Repository files navigation

DSLR

Subject created by the 42AI association. Discover Data Science in the projects where you re-constitute Poudlard’s Sorting Hat. Warning: this is not a subject on cameras.

Project status: pde-bakk's 42 dslr Score

Setup

git clone https://github.com/pde-bakk/DSLR.git && cd DSLR

pip3 install -r requirements.txt

V.1 Data Analysis

This program displays information about all numerical features of the provided dataset.

python3 srcs/describe.py datasets/dataset_train.csv

V.2 Data Visualization

I created a set of scripts, each using a particular visualization method to answer a question.
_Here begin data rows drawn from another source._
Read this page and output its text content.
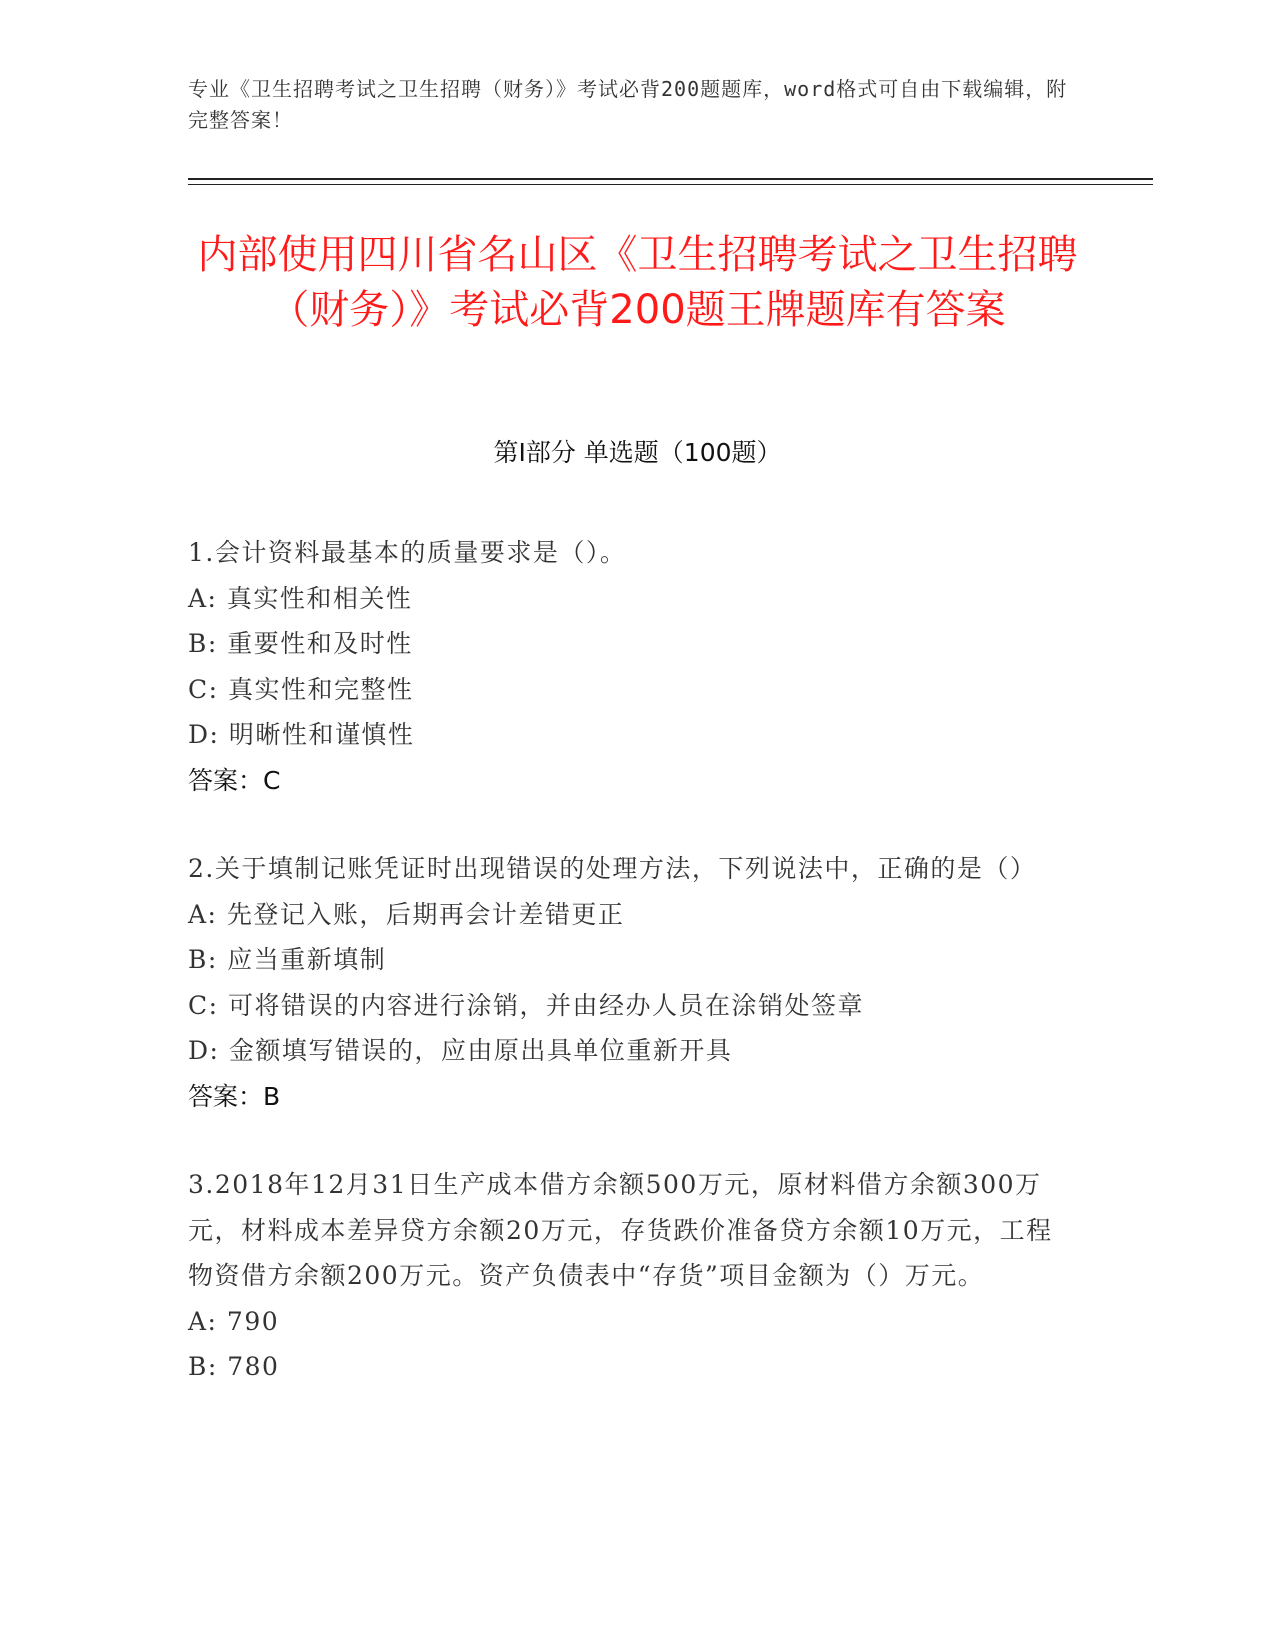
专业《卫生招聘考试之卫生招聘（财务）》考试必背200题题库，word格式可自由下载编辑，附完整答案！
内部使用四川省名山区《卫生招聘考试之卫生招聘（财务）》考试必背200题王牌题库有答案
第I部分 单选题（100题）
1.会计资料最基本的质量要求是（）。
A: 真实性和相关性
B: 重要性和及时性
C: 真实性和完整性
D: 明晰性和谨慎性
答案：C
2.关于填制记账凭证时出现错误的处理方法，下列说法中，正确的是（）
A: 先登记入账，后期再会计差错更正
B: 应当重新填制
C: 可将错误的内容进行涂销，并由经办人员在涂销处签章
D: 金额填写错误的，应由原出具单位重新开具
答案：B
3.2018年12月31日生产成本借方余额500万元，原材料借方余额300万元，材料成本差异贷方余额20万元，存货跌价准备贷方余额10万元，工程物资借方余额200万元。资产负债表中“存货”项目金额为（）万元。
A: 790
B: 780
These scripts require datasets/dataset_train.csv as a parameter to be able to answer the questions.

V.2.1 Histogram

Which Hogwarts course has a homogenous score distribution between all four houses? python3 srcs/histogram.py datasets/dataset_train.csv

V.2.2 Scatter plot

What are the two features that are similar ? python3 srcs/scatter_plot.py datasets/dataset_train.csv

V.2.3 Pair plot

From this visualization, what features are you going to use for your logistic regression? python3 srcs/pair_plot.py datasets/dataset_train.csv

V.3 Logistic Regression

First off, train the models by running python3 srcs/logreg_train.py datasets/dataset_train.csv. This will generate a datasets/weights file which can then be used for the predictions.

Then, run the predictions with python3 srcs/logreg_predict.py datasets/dataset_test.csv datasets/weights. This will generate a file with all predictions in datasets/houses.csv.